Well there's your air leak. Tightening the the nuts with the stud threaded into both sides would not of clamped the manifolds together.

I uh... I think you should read the last couple of pages of the thread :mellow:

TL:DR strikes again

Martin, when you tightened the bolts on the plenum how did you do it.

Did you start in the middle and work your way around tightening them like you would headbolts.

Or did you just tighten one end right up tight then do the other end.

This could of quite easily slightly twisted the manifold to some extent, then starting it up and applying some heat and vibration has cracked it pretty much instantly.. I would say the shop has just taken it off to see if it is leaking and thats when they spotted it..

Martin, when you tightened the bolts on the plenum how did you do it.

Did you start in the middle and work your way around tightening them like you would headbolts.

Or did you just tighten one end right up tight then do the other end.

This could of quite easily slightly twisted the manifold to some extent, then starting it up and applying some heat and vibration has cracked it pretty much instantly.. I would say the shop has just taken it off to see if it is leaking and thats when they spotted it..

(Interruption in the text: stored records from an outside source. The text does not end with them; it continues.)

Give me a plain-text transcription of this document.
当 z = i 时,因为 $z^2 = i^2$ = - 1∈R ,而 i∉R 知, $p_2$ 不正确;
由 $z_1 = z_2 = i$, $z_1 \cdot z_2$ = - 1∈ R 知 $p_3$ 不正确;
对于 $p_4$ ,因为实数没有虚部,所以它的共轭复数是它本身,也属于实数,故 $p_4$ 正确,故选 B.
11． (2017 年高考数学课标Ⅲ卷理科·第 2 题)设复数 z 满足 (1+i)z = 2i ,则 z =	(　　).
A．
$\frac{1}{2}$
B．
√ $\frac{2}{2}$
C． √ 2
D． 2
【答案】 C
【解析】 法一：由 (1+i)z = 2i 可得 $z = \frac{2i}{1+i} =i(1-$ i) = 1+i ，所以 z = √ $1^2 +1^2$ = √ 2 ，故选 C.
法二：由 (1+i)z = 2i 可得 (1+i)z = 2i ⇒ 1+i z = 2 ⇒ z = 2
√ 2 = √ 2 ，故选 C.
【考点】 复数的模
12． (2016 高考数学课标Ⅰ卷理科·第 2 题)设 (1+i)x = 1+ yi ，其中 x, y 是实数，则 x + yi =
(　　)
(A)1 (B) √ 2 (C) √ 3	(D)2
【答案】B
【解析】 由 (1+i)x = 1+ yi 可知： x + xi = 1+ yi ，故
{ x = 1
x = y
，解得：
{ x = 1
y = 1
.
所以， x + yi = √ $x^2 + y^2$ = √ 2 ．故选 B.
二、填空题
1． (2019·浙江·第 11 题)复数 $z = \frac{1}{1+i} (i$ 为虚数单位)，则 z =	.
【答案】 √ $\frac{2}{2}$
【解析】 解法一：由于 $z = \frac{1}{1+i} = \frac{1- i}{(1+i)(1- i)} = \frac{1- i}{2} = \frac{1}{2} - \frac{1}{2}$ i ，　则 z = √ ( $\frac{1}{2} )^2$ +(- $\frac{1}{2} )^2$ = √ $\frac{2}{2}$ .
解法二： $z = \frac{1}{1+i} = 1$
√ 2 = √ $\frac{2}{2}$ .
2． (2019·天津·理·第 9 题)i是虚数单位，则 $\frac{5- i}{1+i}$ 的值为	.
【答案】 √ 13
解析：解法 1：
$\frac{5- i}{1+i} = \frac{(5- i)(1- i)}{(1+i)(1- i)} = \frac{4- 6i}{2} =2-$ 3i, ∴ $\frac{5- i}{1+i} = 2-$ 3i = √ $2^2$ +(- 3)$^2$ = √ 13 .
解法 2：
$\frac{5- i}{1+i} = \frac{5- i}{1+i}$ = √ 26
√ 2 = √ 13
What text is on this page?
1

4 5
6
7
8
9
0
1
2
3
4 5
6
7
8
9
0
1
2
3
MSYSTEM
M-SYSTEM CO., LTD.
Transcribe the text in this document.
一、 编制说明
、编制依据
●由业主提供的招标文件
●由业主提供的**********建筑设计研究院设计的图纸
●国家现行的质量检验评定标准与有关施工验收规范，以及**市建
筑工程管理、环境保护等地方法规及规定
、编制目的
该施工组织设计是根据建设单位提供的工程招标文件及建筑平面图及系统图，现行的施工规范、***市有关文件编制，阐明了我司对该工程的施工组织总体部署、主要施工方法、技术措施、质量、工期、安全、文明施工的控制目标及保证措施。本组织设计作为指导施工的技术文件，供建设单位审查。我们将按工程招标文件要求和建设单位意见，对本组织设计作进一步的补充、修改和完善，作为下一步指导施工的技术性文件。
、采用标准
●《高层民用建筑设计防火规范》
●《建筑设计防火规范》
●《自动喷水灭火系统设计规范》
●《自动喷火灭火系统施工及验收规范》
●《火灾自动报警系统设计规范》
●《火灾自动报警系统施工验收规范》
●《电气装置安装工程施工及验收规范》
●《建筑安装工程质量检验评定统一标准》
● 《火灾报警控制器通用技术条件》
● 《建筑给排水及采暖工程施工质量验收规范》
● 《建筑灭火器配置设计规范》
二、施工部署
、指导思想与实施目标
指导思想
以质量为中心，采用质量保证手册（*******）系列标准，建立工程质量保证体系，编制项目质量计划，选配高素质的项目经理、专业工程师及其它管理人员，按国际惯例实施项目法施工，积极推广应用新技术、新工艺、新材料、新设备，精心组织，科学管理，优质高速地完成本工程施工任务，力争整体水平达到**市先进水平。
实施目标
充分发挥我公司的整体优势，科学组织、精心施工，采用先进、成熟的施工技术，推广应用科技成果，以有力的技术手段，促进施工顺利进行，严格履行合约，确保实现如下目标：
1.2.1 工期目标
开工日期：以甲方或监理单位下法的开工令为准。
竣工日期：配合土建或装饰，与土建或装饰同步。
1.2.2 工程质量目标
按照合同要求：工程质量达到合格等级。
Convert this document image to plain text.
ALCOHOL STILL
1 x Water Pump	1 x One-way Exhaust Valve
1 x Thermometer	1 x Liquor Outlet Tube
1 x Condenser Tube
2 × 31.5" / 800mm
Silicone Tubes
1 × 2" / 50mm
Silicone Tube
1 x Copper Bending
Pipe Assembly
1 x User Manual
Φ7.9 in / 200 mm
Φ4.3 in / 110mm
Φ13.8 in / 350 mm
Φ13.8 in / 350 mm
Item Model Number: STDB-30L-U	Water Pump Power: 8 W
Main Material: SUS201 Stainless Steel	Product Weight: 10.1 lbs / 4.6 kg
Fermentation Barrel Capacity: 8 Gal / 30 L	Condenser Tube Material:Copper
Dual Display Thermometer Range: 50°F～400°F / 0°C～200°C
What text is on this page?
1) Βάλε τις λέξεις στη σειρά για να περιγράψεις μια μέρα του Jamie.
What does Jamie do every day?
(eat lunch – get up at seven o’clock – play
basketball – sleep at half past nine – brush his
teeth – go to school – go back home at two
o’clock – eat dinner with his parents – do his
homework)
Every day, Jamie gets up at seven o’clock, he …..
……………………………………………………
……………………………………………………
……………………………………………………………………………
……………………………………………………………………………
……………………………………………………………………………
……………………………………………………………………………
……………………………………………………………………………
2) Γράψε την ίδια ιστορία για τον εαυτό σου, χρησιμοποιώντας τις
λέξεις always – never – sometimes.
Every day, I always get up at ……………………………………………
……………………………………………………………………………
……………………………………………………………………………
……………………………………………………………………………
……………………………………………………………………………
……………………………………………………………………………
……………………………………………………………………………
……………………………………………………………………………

I did them up as you said, starting from the middle and going around. Didn't tighten them up straight away either, I would wind each stud in a few threads, then do the next one and so on until I had them all done up. Took me a good hour to hour and a half to do.

did you use a torque wrench of sorts when you did up the bolts?

Im thinking if the sealant used was uneven it could of created pressure on that part.

if there was more sealant near cylinder 2,3,4 then that would create a lump or see-saw that cylinder 1 bolt (the flange part that broke) had more pressure on it.

could of been like bolting it up to a warped flange.

I dont think its clear who or what has broken that part.

Still damn annoying that they charged for the tune considering it couldnt be complete, I guess its still time spent working on it though.